Rune, I got hold of a transcription for this tune just before you posted your alto version..So I thought I would put it away for a little while. Had a quick play through yesterday, put the backing track together and recorded this afternoon..

Thanks for listening and posting..:thumb:

As usual, Chris, a superb achievement. The tune is one of my favourites and I thank you for a job well done- a very enjoyable listen!

I have just very much enjoyed listening to that on a sunny Monday afternoon so it time travels well too :thumb:
Lovely Chris :thumb: even on a rainy afternoon here :(
I think the slower numbers are harder to play well than the fast ones. Nicely done!

Sounds like a candidate for ballade of the month...
Nice that everyone recognizes your progress and musical abilities coming to the fore. Not sure if it's out of place to give constructive advice within this flurry of praise. I know that that's what I'd prefer, but that's me.

What I hear is mostly good but the thing that stands out as needing attention are the attacks. This is a little hard to describe in writing (and I'm not a real sax teacher either). Many of your attacks have a "thhhugh" sound with too much air before the note initiates. It's as though you are pushing air and waiting for the sax to do the work. Where this isn't happening you are playing within a phrase and can hear the notes that are to be played. I think it's simply a matter of hearing the note in your head first so that you are making that note happen rather than pushing air and waiting to hear the result and then adjusting your tone.

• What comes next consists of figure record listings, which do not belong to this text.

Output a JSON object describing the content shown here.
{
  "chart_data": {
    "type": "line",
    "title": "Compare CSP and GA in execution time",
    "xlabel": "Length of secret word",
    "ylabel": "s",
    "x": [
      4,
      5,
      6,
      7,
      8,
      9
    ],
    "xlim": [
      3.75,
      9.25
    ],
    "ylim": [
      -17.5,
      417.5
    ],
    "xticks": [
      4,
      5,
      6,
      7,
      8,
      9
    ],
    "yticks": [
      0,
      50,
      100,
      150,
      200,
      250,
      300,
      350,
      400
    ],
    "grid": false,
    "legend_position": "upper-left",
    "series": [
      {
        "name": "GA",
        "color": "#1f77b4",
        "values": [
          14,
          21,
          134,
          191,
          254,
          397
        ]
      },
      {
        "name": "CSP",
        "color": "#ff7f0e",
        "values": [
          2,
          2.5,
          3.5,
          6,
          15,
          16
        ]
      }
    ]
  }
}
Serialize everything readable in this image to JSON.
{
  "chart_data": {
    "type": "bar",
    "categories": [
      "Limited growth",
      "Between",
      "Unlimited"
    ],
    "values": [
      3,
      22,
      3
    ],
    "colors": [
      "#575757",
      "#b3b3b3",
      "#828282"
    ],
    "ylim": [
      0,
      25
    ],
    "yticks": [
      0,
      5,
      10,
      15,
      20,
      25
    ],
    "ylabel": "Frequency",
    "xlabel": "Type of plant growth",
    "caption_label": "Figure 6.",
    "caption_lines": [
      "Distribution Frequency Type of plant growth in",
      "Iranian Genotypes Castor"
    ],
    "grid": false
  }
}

The fix is probably a combo of ear training and concentrating on those attacks to give them support so that they are played with confidence. A good teacher could probably help with this, but you could (for now) try playing a scale or simple tune you know well and see how good your attacks are, then play some random (large) interval leaps and see what happens. Knowing what the note you are about to play sounds like is the ideal, but for now you need to mechanically make those attacks work even if you can't hear the note to be played.

Please let me know if you'd rather not get this type of feedback as it's certainly simple and easy to just compliment what's good and ignore and leave fixable stuff for you to discover for yourself (which I'm sure you would eventually do).
Very mature piece of playing and sexy tone Chris. I can really hear a big difference.:thumb:

I think it's Clivey to pick the next one Kev...

Thanks guys for all the feedback..

Thanks for that guys I have allready selected a lionel Ritchie classic that will have us all practicing our long notes.:) I`ll reveal at the weekend.